ICLDisco / parsec

PaRSEC is a generic framework for architecture aware scheduling and management of micro-tasks on distributed, GPU accelerated, many-core heterogeneous architectures. PaRSEC assigns computation threads to the cores, GPU accelerators, overlaps communications and computations and uses a dynamic, fully-distributed scheduler based on architectural features such as NUMA nodes and algorithmic features such as data reuse.
Other
47 stars 17 forks source link

Thread binding / reporting #173

Open abouteiller opened 6 years ago

abouteiller commented 6 years ago

Original report by Thomas Herault (Bitbucket: herault, GitHub: therault).


Recent work on the BlueGene/Q system showed that the binding capability is limited.

The proposition is to extend the code by changing the type of bindto parameter.
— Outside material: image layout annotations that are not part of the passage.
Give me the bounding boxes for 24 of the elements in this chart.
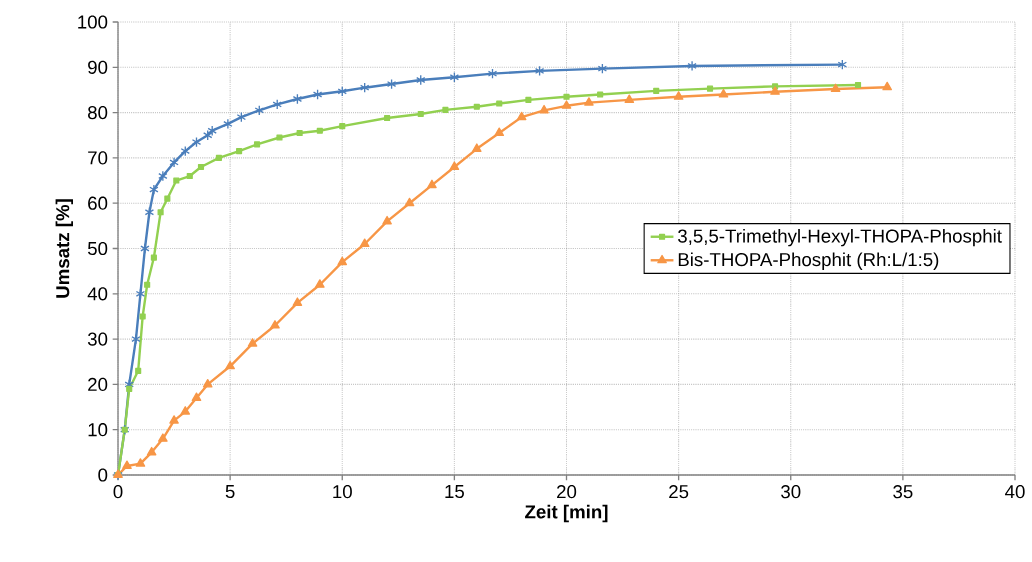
- x-tick-label: 0: [113, 485, 123, 499]
- y-tick-label: 60: [88, 196, 108, 210]
- x-tick-label: 35: [893, 485, 913, 499]
- y-tick-label: 50: [87, 241, 108, 256]
- y-axis-title: Umsatz [%]: [55, 199, 73, 298]
- x-tick-label: 30: [781, 485, 801, 499]
- x-tick-label: 15: [445, 485, 464, 499]
- y-tick-label: 10: [88, 423, 108, 437]
- y-tick-label: 0: [98, 468, 108, 482]
- y-tick-label: 40: [87, 287, 108, 301]
- y-tick-label: 30: [87, 332, 108, 346]
- x-tick-label: 10: [333, 485, 352, 499]
- y-tick-label: 70: [88, 151, 108, 165]
- x-tick-label: 5: [225, 485, 235, 499]
- y-tick-label: 90: [88, 60, 108, 74]
- y-tick-label: 100: [78, 15, 108, 29]
- x-axis-title: Zeit [min]: [525, 504, 608, 523]
- y-tick-label: 20: [88, 377, 108, 392]
- x-tick-label: 25: [669, 485, 689, 499]
- x-tick-label: 20: [557, 485, 577, 499]
- legend-label: Bis-THOPA-Phosphit (Rh:L/1:5): [678, 252, 939, 270]
- x-tick-label: 40: [1005, 485, 1025, 499]
- legend-label: 3,5,5-Trimethyl-Hexyl-THOPA-Phosphit: [678, 228, 1002, 247]
- y-tick-label: 80: [88, 105, 108, 120]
Multiple approaches:

abouteiller commented 5 years ago

Original comment by Thomas Herault (Bitbucket: herault, GitHub: therault).


Will check if a new hwloc version would solve the problem.

abouteiller commented 5 years ago

Original comment by Thomas Herault (Bitbucket: herault, GitHub: therault).


Tried with hwloc cross-compiled to support bluegene/Q (see https://www.open-mpi.org/projects/hwloc/doc/v1.11.6/a00305.php#faq_bgq): problem still persists. Investigating.

W@00000 Oversubscription on core 0 detected
W@00001 Oversubscription on core 0 detected
W@00001 Couldn't bind to cpuset  0x0000000c
W@00002 Oversubscription on core 0 detected
W@00003 Oversubscription on core 0 detected
W@00002 Couldn't bind to cpuset  0x00000030
W@00003 Couldn't bind to cpuset  0x000000c0
W@00001 parsec_hwloc: couldn't bind to cpuset 0x0000000c
W@00000 parsec_hwloc: couldn't bind to cpuset 0x00000003
W@00001 Core binding on node -1 failed
W@00000 Core binding on node -1 failed
abouteiller commented 2 years ago

BG/Q systems have been or are being decommissioned and modern systems have no problem using hwloc. Should we close?